Gangsta Rap Music, Blood Pressure, and Stress HormonesJanuary 12, 2015 at 9:32 pm | Posted in Practical tips | 1 Comment
Tags: cardiac, gangsta rap, heart attack, high blood pressure, hip hop, hypertension, Ice T, names of rap singers/chanters, poetry, public health, rap music, stress, stress hormone, stroke
Rap music features intense rhythm and rhyme. It is a contemporary form of poetry.
The popularity of rap shows that some forms of poetry have not lost their power to move us.
Rythm and rhyme. In poetry, the words are dancing. And you are dancing with the words.
That is why poetry can affect us so strongly.
But rap music, especially gangsta rap, possesses two distinctive features that other poetry does not.

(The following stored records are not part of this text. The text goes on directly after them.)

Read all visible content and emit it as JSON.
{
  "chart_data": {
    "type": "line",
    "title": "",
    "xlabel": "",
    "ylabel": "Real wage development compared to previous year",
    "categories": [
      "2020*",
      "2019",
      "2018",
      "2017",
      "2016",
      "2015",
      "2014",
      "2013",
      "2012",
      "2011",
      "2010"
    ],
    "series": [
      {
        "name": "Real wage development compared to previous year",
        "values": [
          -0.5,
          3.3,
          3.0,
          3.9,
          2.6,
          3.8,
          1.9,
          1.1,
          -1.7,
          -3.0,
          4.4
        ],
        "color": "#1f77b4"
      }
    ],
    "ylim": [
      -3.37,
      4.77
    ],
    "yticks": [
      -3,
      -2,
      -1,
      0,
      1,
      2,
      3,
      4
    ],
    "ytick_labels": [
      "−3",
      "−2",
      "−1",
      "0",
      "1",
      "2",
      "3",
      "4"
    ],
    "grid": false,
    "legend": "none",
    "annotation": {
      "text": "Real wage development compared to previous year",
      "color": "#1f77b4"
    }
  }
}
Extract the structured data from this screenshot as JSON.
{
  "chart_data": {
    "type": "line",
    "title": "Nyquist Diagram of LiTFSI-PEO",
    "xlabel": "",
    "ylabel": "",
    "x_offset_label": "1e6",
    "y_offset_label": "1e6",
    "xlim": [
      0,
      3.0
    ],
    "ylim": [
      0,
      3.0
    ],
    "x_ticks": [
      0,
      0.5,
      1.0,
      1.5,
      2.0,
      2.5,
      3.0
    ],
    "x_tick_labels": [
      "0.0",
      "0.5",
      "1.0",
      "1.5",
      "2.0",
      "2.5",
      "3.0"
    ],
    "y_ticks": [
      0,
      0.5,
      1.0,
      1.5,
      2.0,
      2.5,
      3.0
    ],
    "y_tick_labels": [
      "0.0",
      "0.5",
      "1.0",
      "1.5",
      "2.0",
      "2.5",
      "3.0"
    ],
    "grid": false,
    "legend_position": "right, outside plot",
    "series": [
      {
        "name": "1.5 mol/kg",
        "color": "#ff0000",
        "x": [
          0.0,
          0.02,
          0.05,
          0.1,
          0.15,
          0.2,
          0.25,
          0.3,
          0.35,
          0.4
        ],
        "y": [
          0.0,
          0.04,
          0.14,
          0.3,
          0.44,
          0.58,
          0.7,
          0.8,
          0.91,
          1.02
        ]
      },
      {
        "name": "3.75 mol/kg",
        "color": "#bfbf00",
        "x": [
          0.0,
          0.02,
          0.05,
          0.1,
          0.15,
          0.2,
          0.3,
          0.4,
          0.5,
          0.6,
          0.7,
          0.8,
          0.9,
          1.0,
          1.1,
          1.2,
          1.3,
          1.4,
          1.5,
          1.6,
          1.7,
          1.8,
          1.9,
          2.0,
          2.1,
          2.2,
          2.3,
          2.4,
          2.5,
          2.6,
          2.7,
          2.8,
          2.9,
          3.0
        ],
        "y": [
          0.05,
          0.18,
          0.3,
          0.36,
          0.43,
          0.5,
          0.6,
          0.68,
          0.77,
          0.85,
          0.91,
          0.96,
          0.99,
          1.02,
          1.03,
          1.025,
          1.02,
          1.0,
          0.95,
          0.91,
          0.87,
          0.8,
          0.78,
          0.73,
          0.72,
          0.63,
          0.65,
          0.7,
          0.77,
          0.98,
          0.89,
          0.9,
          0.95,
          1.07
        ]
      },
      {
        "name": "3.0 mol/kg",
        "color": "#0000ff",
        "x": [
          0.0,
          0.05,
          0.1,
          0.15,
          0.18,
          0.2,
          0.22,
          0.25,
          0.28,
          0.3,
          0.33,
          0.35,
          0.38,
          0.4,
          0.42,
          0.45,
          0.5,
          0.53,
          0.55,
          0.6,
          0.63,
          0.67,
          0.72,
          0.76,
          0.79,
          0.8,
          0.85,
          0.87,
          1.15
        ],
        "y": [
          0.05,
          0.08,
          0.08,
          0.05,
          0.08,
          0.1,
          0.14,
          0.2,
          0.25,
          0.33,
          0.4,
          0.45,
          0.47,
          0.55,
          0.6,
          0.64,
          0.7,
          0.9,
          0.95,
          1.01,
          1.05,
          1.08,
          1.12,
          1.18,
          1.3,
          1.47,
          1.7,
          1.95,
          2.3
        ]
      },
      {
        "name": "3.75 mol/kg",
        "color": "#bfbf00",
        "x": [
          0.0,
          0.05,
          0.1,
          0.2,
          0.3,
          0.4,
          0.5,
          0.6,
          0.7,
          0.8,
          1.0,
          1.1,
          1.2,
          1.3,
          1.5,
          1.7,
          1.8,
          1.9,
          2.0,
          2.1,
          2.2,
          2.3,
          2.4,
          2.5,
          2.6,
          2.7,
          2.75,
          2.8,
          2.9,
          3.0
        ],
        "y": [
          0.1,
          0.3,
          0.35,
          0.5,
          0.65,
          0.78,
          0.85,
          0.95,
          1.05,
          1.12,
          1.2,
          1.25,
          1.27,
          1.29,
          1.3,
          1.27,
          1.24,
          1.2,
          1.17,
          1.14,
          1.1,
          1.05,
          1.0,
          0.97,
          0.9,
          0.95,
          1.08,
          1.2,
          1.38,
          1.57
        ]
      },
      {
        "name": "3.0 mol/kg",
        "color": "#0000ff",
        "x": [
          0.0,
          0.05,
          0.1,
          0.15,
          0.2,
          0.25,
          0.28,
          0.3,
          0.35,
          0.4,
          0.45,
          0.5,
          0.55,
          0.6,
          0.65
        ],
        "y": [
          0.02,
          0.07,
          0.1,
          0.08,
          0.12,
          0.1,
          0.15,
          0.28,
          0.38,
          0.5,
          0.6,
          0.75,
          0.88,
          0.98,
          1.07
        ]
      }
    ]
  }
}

The first distinctive feature is that in all rap the words are uttered as rapidly as possible. Rap becomes two simultaneous athletic games of skill, one for the rapper, and one for the listener. The rapper is challenged to utter the words as rapidly as possible, and the listener is challenged to understand them as they whiz by. Both the rapper and the listener experience stress from this. But they also derive a glow of elation when they rise to their respective challenges.
The second distinctive feature is that gangsta rap is aggressive and aggrieved, in both tone and topic.
Both of these distinctive features probably raise the blood pressure of both the listeners and the performers. More generally, these distinctive features probably make stress hormones more abundant in the blood.
Prolonged high blood pressure does damage. Prolonged exposure to stress hormones does damage (see here, here, here, and here). Performing or listening to rap for an hour would increase both blood pressure and the production of stress chemicals for at least an hour.
We may be facing a deluge of excess strokes, heart attacks and other severe health problems, beginning about 30 years from now. That would produce enormous unnecessary personal, social and economic pain.
The effect of gangsta rap on the blood pressure and blood chemistry can be tested, and should be, for both listeners and performers. How large are the changes, and how long do they last?
Doctors and researchers in physiology could make the maesurements. But the measurements would also make an enjoyable and useful science fair project.